Structures considered in Secs. 5 and 6. (b) In the bcc solid solution, the atoms are randomly Cr or Al in the ratio Cr${}_{0.75}$Al${}_{0.25}$. (d) In the off-stoichiometric C11${}_b$ Cr${}_3$Al phase, the atoms at the Al sites are randomly Cr or Al in the ratio Cr${}_{0.25}$Al${}_{0.75}$, for a total stoichiometry of Cr${}_2$(Al${}_{0.75}$Cr${}_{0.25}$), or Cr${}_3$Al.

Figure 3

XRD of epitaxial Cr${}_{0.76}$Al${}_{0.24}$ (a) $\theta -2\theta$ survey of films grown at 300 ${}^{\circ }$C. (b) (0 0 $\frac{2}{3}$) peak of films grown at several temperatures. (c) (0 0 2) peak of films for several growth temperatures. Note that some of the (002) peaks have sufficient intensity to show thickness oscillations, corresponding to the approximately 400-Å thickness of the films.

Figure 4

Resistivity of Cr${}_{1-x}$Al${}_x$ thin films vs $x$ at 2 K. All films shown here were grown at 300 ${}^{\circ }$C. Bulk data from Ref. 6. Error bars are smaller than the symbol size. Inset: Resistivity of Cr${}_{0.77}$Al${}_{0.23}$ vs temperature.

Figure 5

The 2 K resistivity of Cr${}_{0.76}$Al${}_{0.24}$ thin films vs growth temperature. Error bars are smaller than the symbol size. The X-phase boundary at 400 ${}^{\circ }$C was proposed by den Broeder et al. in Ref. 14.

Figure 6

Band structure of Cr and X-phase Cr${}_3$Al, for nonmagnetic and antiferromagnetic cases, calculated using the AkaiKKR technique. (a) Nonmagnetic Cr in the cubic Brillouin zone. (b) Nonmagnetic Cr, (c) antiferromagnetic Cr, (d) nonmagnetic X-phase Cr${}_3$Al, and (e) antiferromagnetic X-phase Cr${}_3$Al, all in the rhombohedral Brillouin zone. (f) Cubic and rhombohedral zones and symmetry points.
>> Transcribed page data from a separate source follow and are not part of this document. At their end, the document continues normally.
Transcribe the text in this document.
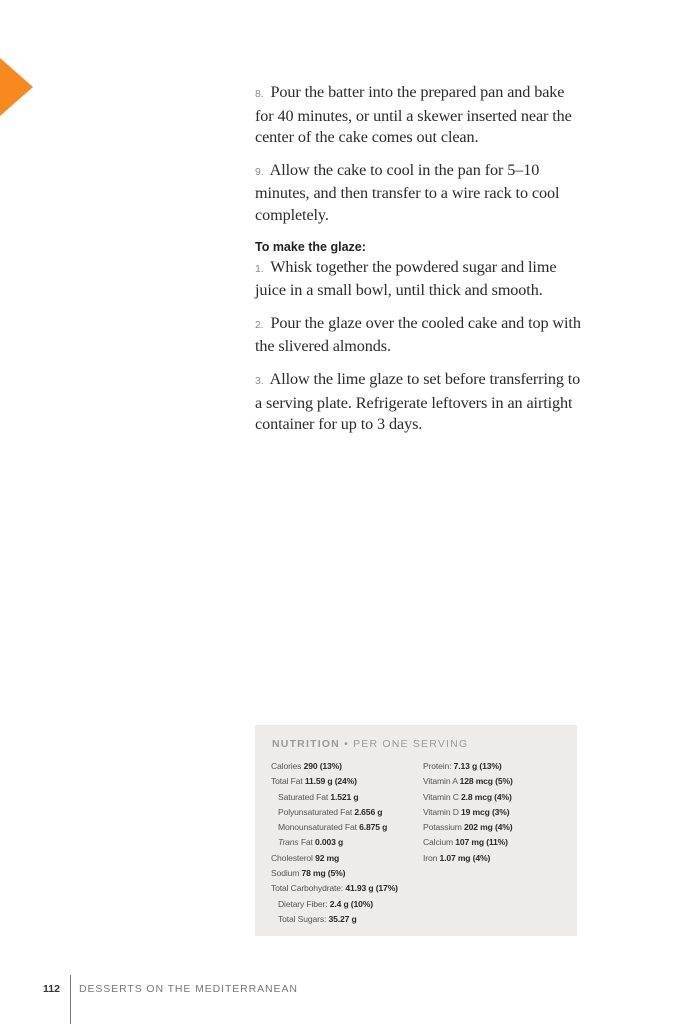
8. Pour the batter into the prepared pan and bake for 40 minutes, or until a skewer inserted near the center of the cake comes out clean.

9. Allow the cake to cool in the pan for 5–10 minutes, and then transfer to a wire rack to cool completely.

To make the glaze:

1. Whisk together the powdered sugar and lime juice in a small bowl, until thick and smooth.

2. Pour the glaze over the cooled cake and top with the slivered almonds.

3. Allow the lime glaze to set before transferring to a serving plate. Refrigerate leftovers in an airtight container for up to 3 days.

NUTRITION • PER ONE SERVING
Calories 290 (13%)
Total Fat 11.59 g (24%)
Saturated Fat 1.521 g
Polyunsaturated Fat 2.656 g
Monounsaturated Fat 6.875 g
Trans Fat 0.003 g
Cholesterol 92 mg
Sodium 78 mg (5%)
Total Carbohydrate: 41.93 g (17%)
Dietary Fiber: 2.4 g (10%)
Total Sugars: 35.27 g
Protein: 7.13 g (13%)
Vitamin A 128 mcg (5%)
Vitamin C 2.8 mcg (4%)
Vitamin D 19 mcg (3%)
Potassium 202 mg (4%)
Calcium 107 mg (11%)
Iron 1.07 mg (4%)
112 DESSERTS ON THE MEDITERRANEAN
For reference, point $T$ occurs along the bcc [111] axis (the long axis of the rhomboid unit cell in real space).

Figure 7

Total density of states for the X phase of Cr${}_3$Al as calculated using the FP-LMTO approach [solid (black) line], plane-wave pseudopotential approach [dash-dotted(red) line], and KKR technique [filled (black) squares]. The energy 0 is set to the Fermi energy in all cases.